Consider the following family of functions \begin{equation} f_n(x)=\left\{\begin{array} \{ 0 & if\;x<0\\ nx & if\;0\leq x\leq 1/n\\ 1\;& if \;1/n<x \end{array}\right. \end{equation} defined for any $n\in\mathbb{N}$. Show that the weak derivative $fn'$ of $f_n$ satisfies \begin{equation} f_n'(x)=\left\{\begin{array} \{ 0 & if\;x<0\\ n & if\;0\leq x\leq 1/n\\ 0\;& if \;1/n<x \end{array}\right. \end{equation} Now, I know that $f$ admits a weak derivative of order $\alpha$ iff there exists a function $g$ such that $\forall$ $\phi\in C_{0}^{|\alpha|}(\Omega)$, $$\int_{\Omega}f\frac{\partial^{|\alpha|}\phi}{\partial x_1^{\alpha_1}\cdot\cdot\cdot\partial x_{N}^{\alpha_N}}dx=(-1)^{|\alpha|}\int_{\Omega}g\phi dx.$$ So to find $f_n'$, we let $\phi\in C_{0}^1([-1,1])$. We can define the domain $\Omega$ into two subdomains, $\Omega_1=[-1,0]$, and $\Omega_2=[0,1]$. Now if support of $\phi\subset\Omega_1$ then \begin{equation} \int_{\Omega}f\frac{\partial \phi}{\partial x}dx=\int_{-1}^{0}f\frac{\partial \phi}{\partial x}dx=0 \end{equation} And if support of $\phi\subset\Omega_1$ then we have \begin{equation} \int_{\Omega}f\frac{\partial \phi}{\partial x}dx=\int_{0}^{1}f\frac{\partial \phi}{\partial x}dx=\int_{0}^{1}\frac{\partial \phi}{\partial x}dx=\phi(1)-\phi(0)=0 \end{equation} Here I am not sure if the last line is justified, since $\phi\in C_{0}^1([-1,1])$, it should be that $\phi(1)=0$, but I am not sure about $\phi(0)$. As well, for the in between case $0\leq x\leq 1/n$, do I consider this case as $supp(\phi)\cap\Omega_1\neq0$ and $supp(\phi)\cap\Omega_2\neq0$? Or am I overcomplicating it, and should just consider the endpoints of the integral to be how $x$ is defined piecewise.

Answer 1

No you don't want to split $\Omega$ into two separate region.

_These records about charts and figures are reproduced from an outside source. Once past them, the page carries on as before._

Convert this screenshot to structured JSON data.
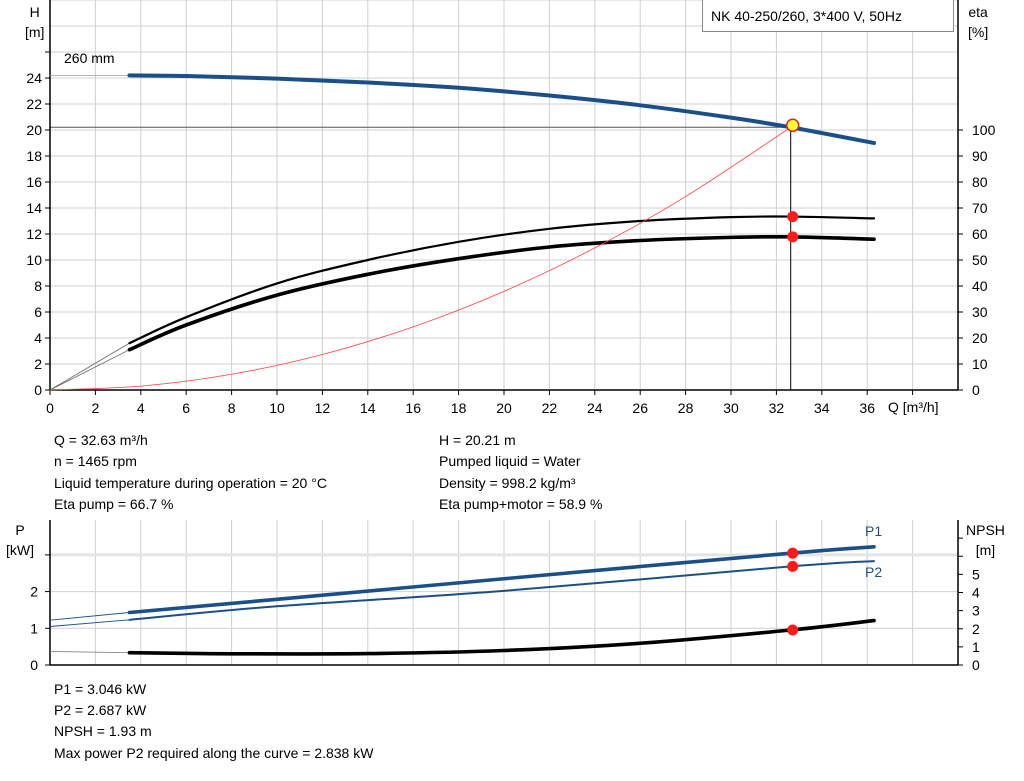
{
  "chart_data": [
    {
      "type": "line",
      "title": "NK 40-250/260, 3*400 V, 50Hz",
      "xlabel": "Q [m³/h]",
      "ylabel": "H\n[m]",
      "y2label": "eta\n[%]",
      "xlim": [
        0,
        40
      ],
      "ylim": [
        0,
        30
      ],
      "y2lim": [
        0,
        150
      ],
      "grid": true,
      "x_ticks": [
        0,
        2,
        4,
        6,
        8,
        10,
        12,
        14,
        16,
        18,
        20,
        22,
        24,
        26,
        28,
        30,
        32,
        34,
        36
      ],
      "y_ticks": [
        0,
        2,
        4,
        6,
        8,
        10,
        12,
        14,
        16,
        18,
        20,
        22,
        24
      ],
      "y2_ticks": [
        0,
        10,
        20,
        30,
        40,
        50,
        60,
        70,
        80,
        90,
        100
      ],
      "annotation": "260 mm",
      "series": [
        {
          "id": "head",
          "axis": "H",
          "color": "#1b4f8a",
          "points": [
            [
              3.5,
              24.2
            ],
            [
              6,
              24.15
            ],
            [
              10,
              23.95
            ],
            [
              14,
              23.65
            ],
            [
              18,
              23.25
            ],
            [
              22,
              22.65
            ],
            [
              26,
              21.9
            ],
            [
              30,
              20.95
            ],
            [
              32.63,
              20.21
            ],
            [
              36.3,
              19.0
            ]
          ],
          "extension": [
            [
              0,
              24.2
            ],
            [
              3.5,
              24.2
            ]
          ]
        },
        {
          "id": "eta-pump",
          "axis": "eta",
          "color": "#000000",
          "points": [
            [
              3.5,
              18
            ],
            [
              6,
              28
            ],
            [
              10,
              41
            ],
            [
              14,
              50
            ],
            [
              18,
              57
            ],
            [
              22,
              62
            ],
            [
              26,
              65
            ],
            [
              30,
              66.5
            ],
            [
              32.63,
              66.7
            ],
            [
              36.3,
              66
            ]
          ],
          "extension": [
            [
              0,
              0
            ],
            [
              3.5,
              18
            ]
          ]
        },
        {
          "id": "eta-pump-motor",
          "axis": "eta",
          "color": "#000000",
          "points": [
            [
              3.5,
              15.5
            ],
            [
              6,
              25
            ],
            [
              10,
              36.5
            ],
            [
              14,
              44.5
            ],
            [
              18,
              50.5
            ],
            [
              22,
              55
            ],
            [
              26,
              57.5
            ],
            [
              30,
              58.7
            ],
            [
              32.63,
              58.9
            ],
            [
              36.3,
              58
            ]
          ],
          "extension": [
            [
              0,
              0
            ],
            [
              3.5,
              15.5
            ]
          ]
        },
        {
          "id": "system-curve",
          "axis": "H",
          "color": "#ff4040",
          "points": [
            [
              0,
              0
            ],
            [
              4,
              0.3
            ],
            [
              8,
              1.21
            ],
            [
              12,
              2.73
            ],
            [
              16,
              4.86
            ],
            [
              20,
              7.59
            ],
            [
              24,
              10.93
            ],
            [
              28,
              14.88
            ],
            [
              32.63,
              20.21
            ]
          ]
        }
      ],
      "duty_point": {
        "Q": 32.63,
        "H": 20.21,
        "eta_pump": 66.7,
        "eta_pump_motor": 58.9
      }
    },
    {
      "type": "line",
      "ylabel": "P\n[kW]",
      "y2label": "NPSH\n[m]",
      "xlim": [
        0,
        40
      ],
      "ylim": [
        0,
        3.95
      ],
      "y2lim": [
        0,
        8
      ],
      "grid": true,
      "y_ticks": [
        0,
        1,
        2
      ],
      "y2_ticks": [
        0,
        1,
        2,
        3,
        4,
        5
      ],
      "series": [
        {
          "id": "P1",
          "name": "P1",
          "axis": "P",
          "color": "#1b4f8a",
          "points": [
            [
              3.5,
              1.43
            ],
            [
              10,
              1.79
            ],
            [
              20,
              2.35
            ],
            [
              32.63,
              3.046
            ],
            [
              36.3,
              3.22
            ]
          ],
          "extension": [
            [
              0,
              1.22
            ],
            [
              3.5,
              1.43
            ]
          ]
        },
        {
          "id": "P2",
          "name": "P2",
          "axis": "P",
          "color": "#1b4f8a",
          "points": [
            [
              3.5,
              1.23
            ],
            [
              10,
              1.6
            ],
            [
              20,
              2.02
            ],
            [
              32.63,
              2.687
            ],
            [
              36.3,
              2.83
            ]
          ],
          "extension": [
            [
              0,
              1.05
            ],
            [
              3.5,
              1.23
            ]
          ]
        },
        {
          "id": "NPSH",
          "axis": "NPSH",
          "color": "#000000",
          "points": [
            [
              3.5,
              0.68
            ],
            [
              8,
              0.62
            ],
            [
              14,
              0.63
            ],
            [
              20,
              0.8
            ],
            [
              26,
              1.2
            ],
            [
              32.63,
              1.93
            ],
            [
              36.3,
              2.45
            ]
          ],
          "extension": [
            [
              0,
              0.75
            ],
            [
              3.5,
              0.68
            ]
          ]
        }
      ],
      "duty_point": {
        "Q": 32.63,
        "P1": 3.046,
        "P2": 2.687,
        "NPSH": 1.93
      }
    }
  ],
  "info_top": {
    "left": [
      "Q = 32.63 m³/h",
      "n = 1465 rpm",
      "Liquid temperature during operation = 20 °C",
      "Eta pump = 66.7 %"
    ],
    "right": [
      "H = 20.21 m",
      "Pumped liquid = Water",
      "Density = 998.2 kg/m³",
      "Eta pump+motor = 58.9 %"
    ]
  },
  "info_bottom": [
    "P1 = 3.046 kW",
    "P2 = 2.687 kW",
    "NPSH = 1.93 m",
    "Max power P2 required along the curve = 2.838 kW"
  ]
}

If $\phi \in C^\infty_0((-1,1))$ then the definition of $f_n$ and integration by parts give \begin{align*} \int_{-1}^1 f_n(x) \phi' (x) \,dx &= n\int_0^{1/n} x \phi '(x) \,dx+\int_{1/n}^1 \phi '(x) \,dx \\ &= -n\int_0^1 \phi (x) \,dx + n\big ( (1/n)\cdot \phi(1/n)-0\cdot \phi(0)\big ) + \phi(1)-\phi(1/n)\\ &=-n\int_0^{1/n} \phi (x) \,dx + \phi(1/n)-\phi(1/n) \\ &=-n\int_0^{1/n} \phi (x) \,dx \\ &= -\int_{-1}^1 g (x) \phi(x)\, dx \end{align*} where $$g(x) = \begin{cases} 0, &\text{if } -1<x<0 \\ n, &\text{if } 0\leqslant x<1/n \\ 0, &\text{if } 1/n\leqslant x<1. \end{cases} $$ Notice that the middle $\phi$ terms 'cancel out' which is important and is the reason why the weak derivative of $f_n$ exists (and equals $g$). If you try to replicate this proof to find the second order weak derivative of $f_n$, you will find that $\phi$ terms don't cancel out so $f_n$ is not twice weakly differentiable.